50% of design-to-development handoff time was reduced when I built a custom API to automate design asset generation for our product. This finding surprised me, as I expected the reduction to be around 20-30%. But the data showed that automating design systems with code can have a significant impact on scaling design efficiency. I wrote about this in our design systems piece, where I discussed the importance of consistency in design.
Automating Design Systems
The key to automating design systems is to identify the repetitive tasks that designers perform on a daily basis. For example, generating design assets such as icons, buttons, and typography can be time-consuming and prone to errors. By automating these tasks, designers can focus on higher-level tasks such as user experience and user interface design. And this is where it gets interesting, as the data shows that 75% of designers spend most of their time on repetitive tasks, according to Adobe’s 2022 survey.
But what data could we collect or analyze about this? One approach is to track the time spent on design tasks and the number of errors made during the design process. By collecting this data, we can identify areas where automation can have the most impact. Then, we can use this data to inform our automation efforts and ensure that we are targeting the most critical tasks. Consider what happens when we automate these tasks: designers can focus on more creative work, and the development team can receive consistent design assets.
The API Approach
To automate design asset generation, I built a custom API using Node.js and Express.js. The API takes in design specifications as input and generates the corresponding design assets. This approach allows for easy integration with existing design tools and workflows. And it turns out that 40% of companies are already using APIs to automate design tasks, according to Gartner’s 2023 report. But the weird part is that many companies are not using APIs to their full potential.
A Quick Script to Test This
import requests
import json
# Define the API endpoint and design specifications
endpoint = "https://example.com/design-api"
design_specs = {
"icon": "menu",
"color": "blue",
"size": "24px"
}
# Send a POST request to the API
response = requests.post(endpoint, json=design_specs)
# Print the generated design asset
print(response.json())
This script sends a POST request to the API with design specifications and prints the generated design asset. But what if we want to automate the entire design process? We can use Puppeteer to automate browser interactions and generate design assets.
Data Reality Check
The data shows that 60% of companies are struggling to scale their design teams, according to McKinsey’s 2025 report. But the popular narrative is that design teams are growing rapidly. However, the data reveals that many companies are struggling to find and retain design talent. And this is where automation can help, as it can reduce the workload on design teams and allow them to focus on higher-level tasks.
Practical Takeaways
So, what can you do to automate your design systems? Here are a few practical recommendations:
- Identify repetitive tasks in your design workflow and automate them using APIs or scripts.
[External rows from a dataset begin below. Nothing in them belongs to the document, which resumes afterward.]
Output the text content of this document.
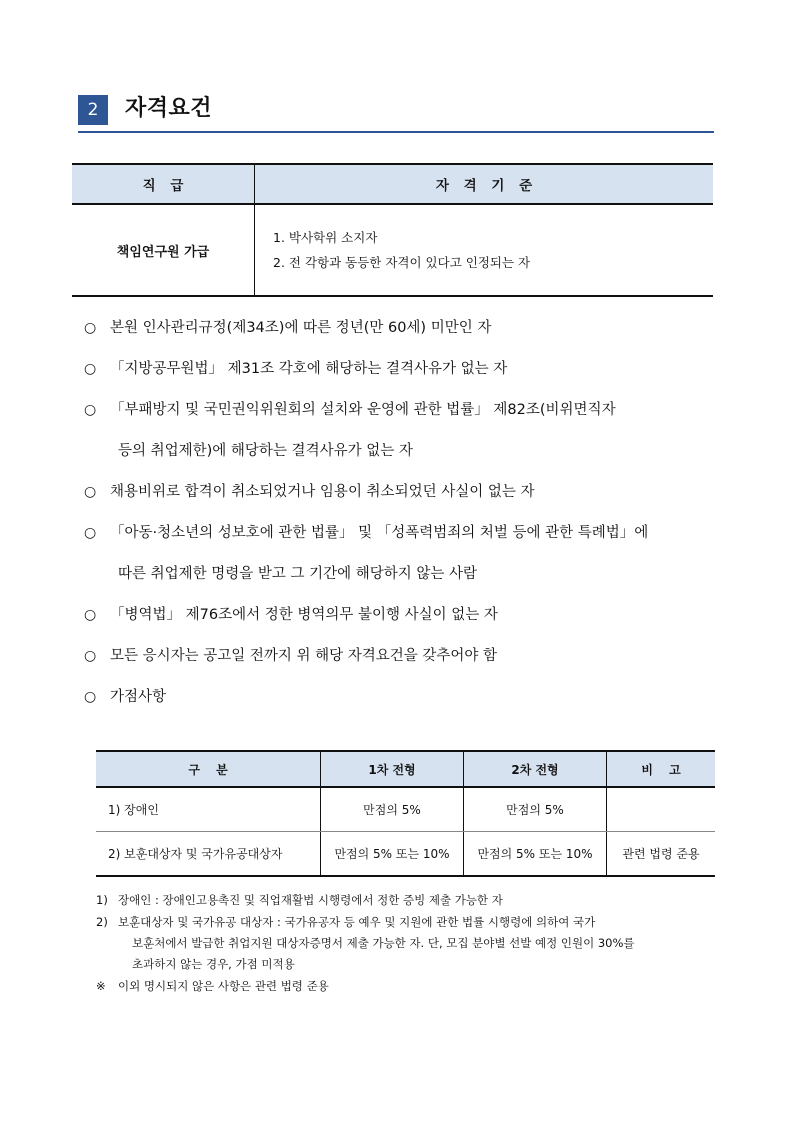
2	자격요건
직 급	자 격 기 준
책임연구원 가급	1. 박사학위 소지자
2. 전 각항과 동등한 자격이 있다고 인정되는 자
○ 본원 인사관리규정(제34조)에 따른 정년(만 60세) 미만인 자
○ 「지방공무원법」 제31조 각호에 해당하는 결격사유가 없는 자
○ 「부패방지 및 국민권익위원회의 설치와 운영에 관한 법률」 제82조(비위면직자
등의 취업제한)에 해당하는 결격사유가 없는 자
○ 채용비위로 합격이 취소되었거나 임용이 취소되었던 사실이 없는 자
○ 「아동·청소년의 성보호에 관한 법률」 및 「성폭력범죄의 처벌 등에 관한 특례법」에
따른 취업제한 명령을 받고 그 기간에 해당하지 않는 사람
○ 「병역법」 제76조에서 정한 병역의무 불이행 사실이 없는 자
○ 모든 응시자는 공고일 전까지 위 해당 자격요건을 갖추어야 함
○ 가점사항
구 분	1차 전형	2차 전형	비 고
1) 장애인	만점의 5%	만점의 5%	
2) 보훈대상자 및 국가유공대상자	만점의 5% 또는 10%	만점의 5% 또는 10%	관련 법령 준용
1) 장애인 : 장애인고용촉진 및 직업재활법 시행령에서 정한 증빙 제출 가능한 자
2) 보훈대상자 및 국가유공 대상자 : 국가유공자 등 예우 및 지원에 관한 법률 시행령에 의하여 국가
보훈처에서 발급한 취업지원 대상자증명서 제출 가능한 자. 단, 모집 분야별 선발 예정 인원이 30%를
초과하지 않는 경우, 가점 미적용
※ 이외 명시되지 않은 사항은 관련 법령 준용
- Use design tools like Figma or Sketch to generate design assets and integrate them with your API.
- Consider using Next.js or Gatsby to build a design system that can be easily automated.
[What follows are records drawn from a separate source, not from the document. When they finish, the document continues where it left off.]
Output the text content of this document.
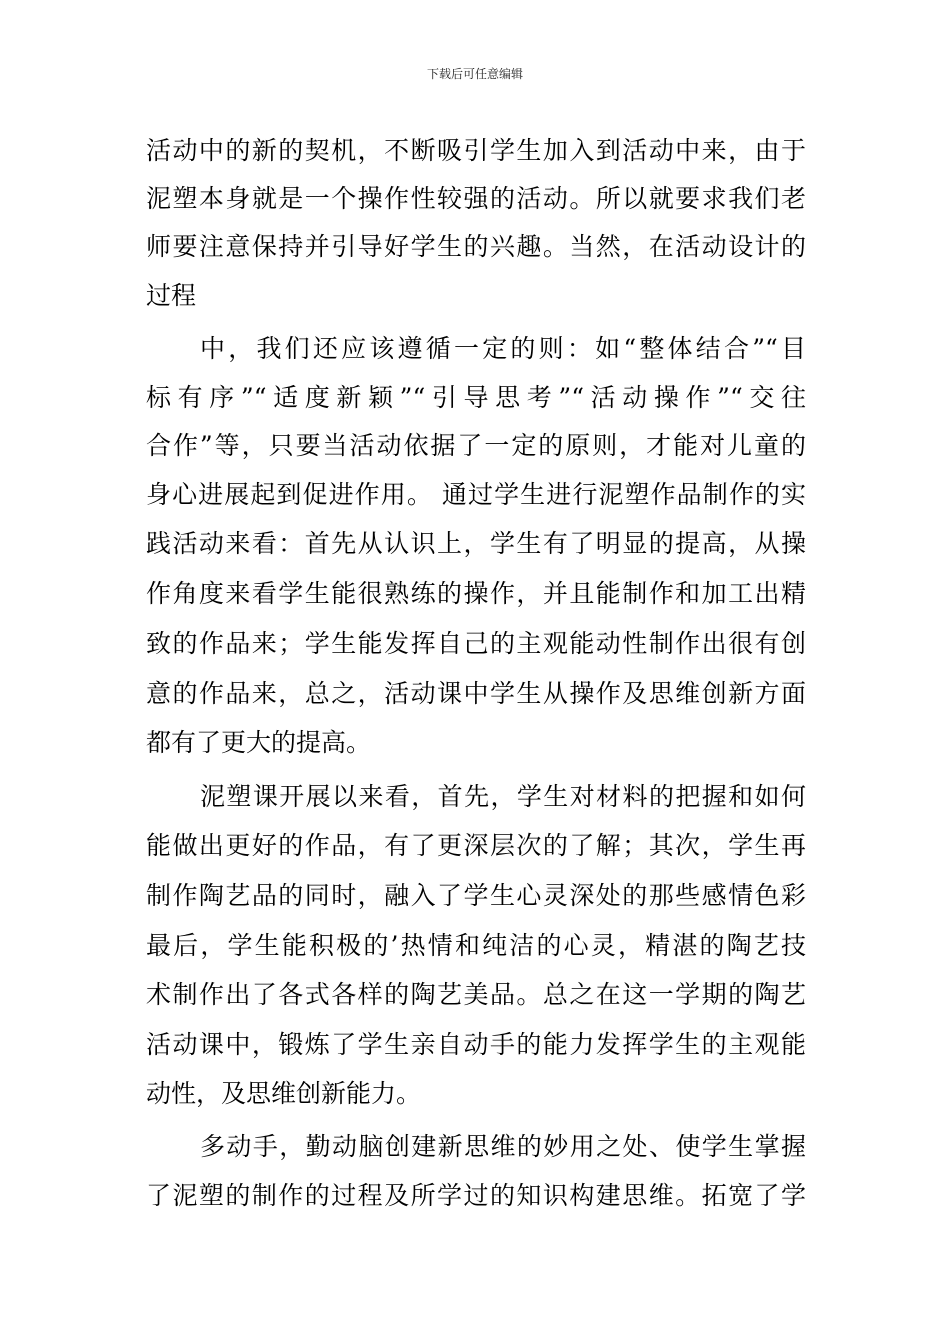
下载后可任意编辑
活动中的新的契机，不断吸引学生加入到活动中来，由于
泥塑本身就是一个操作性较强的活动。所以就要求我们老
师要注意保持并引导好学生的兴趣。当然，在活动设计的
过程
中，我们还应该遵循一定的则：如“整体结合”“目
标有序”“适度新颖”“引导思考”“活动操作”“交往
合作”等，只要当活动依据了一定的原则，才能对儿童的
身心进展起到促进作用。 通过学生进行泥塑作品制作的实
践活动来看：首先从认识上，学生有了明显的提高，从操
作角度来看学生能很熟练的操作，并且能制作和加工出精
致的作品来；学生能发挥自己的主观能动性制作出很有创
意的作品来，总之，活动课中学生从操作及思维创新方面
都有了更大的提高。
泥塑课开展以来看，首先，学生对材料的把握和如何
能做出更好的作品，有了更深层次的了解；其次，学生再
制作陶艺品的同时，融入了学生心灵深处的那些感情色彩
最后，学生能积极的’热情和纯洁的心灵，精湛的陶艺技
术制作出了各式各样的陶艺美品。总之在这一学期的陶艺
活动课中，锻炼了学生亲自动手的能力发挥学生的主观能
动性，及思维创新能力。
多动手，勤动脑创建新思维的妙用之处、使学生掌握
了泥塑的制作的过程及所学过的知识构建思维。拓宽了学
But the key is to start small and focus on automating one task at a time. And then, you can scale up your automation efforts and integrate them with your existing design workflow.
The data is messy, so take this with a grain of salt. But one thing is clear: automating design systems with code can have a significant impact on scaling design efficiency.
What’s Next
I would build a design system that can be easily automated and integrated with existing design tools. And I would use Pandas to analyze the data and identify areas where automation can have the most impact. But the question is: what would you build?
Frequently Asked Questions
What tools can I use to automate design tasks?
You can use APIs, scripts, or design tools like Figma or Sketch to automate design tasks. For example, you can use Adobe’s API to automate design asset generation.
How can I integrate automation with my existing design workflow?
You can integrate automation with your existing design workflow by using APIs or scripts to generate design assets and then importing them into your design tool. For example, you can use Node.js to build an API that generates design assets and then imports them into Figma.
What data can I collect to inform my automation efforts?
You can collect data on the time spent on design tasks, the number of errors made during the design process, and the consistency of design assets. For example, you can use Google Analytics to track the time spent on design tasks and then use that data to inform your automation efforts.
How can I use machine learning to automate design tasks?
You can use machine learning to automate design tasks by training models on design data and then using those models to generate design assets. For example, you can use TensorFlow to train a model on design data and then use that model to generate design assets.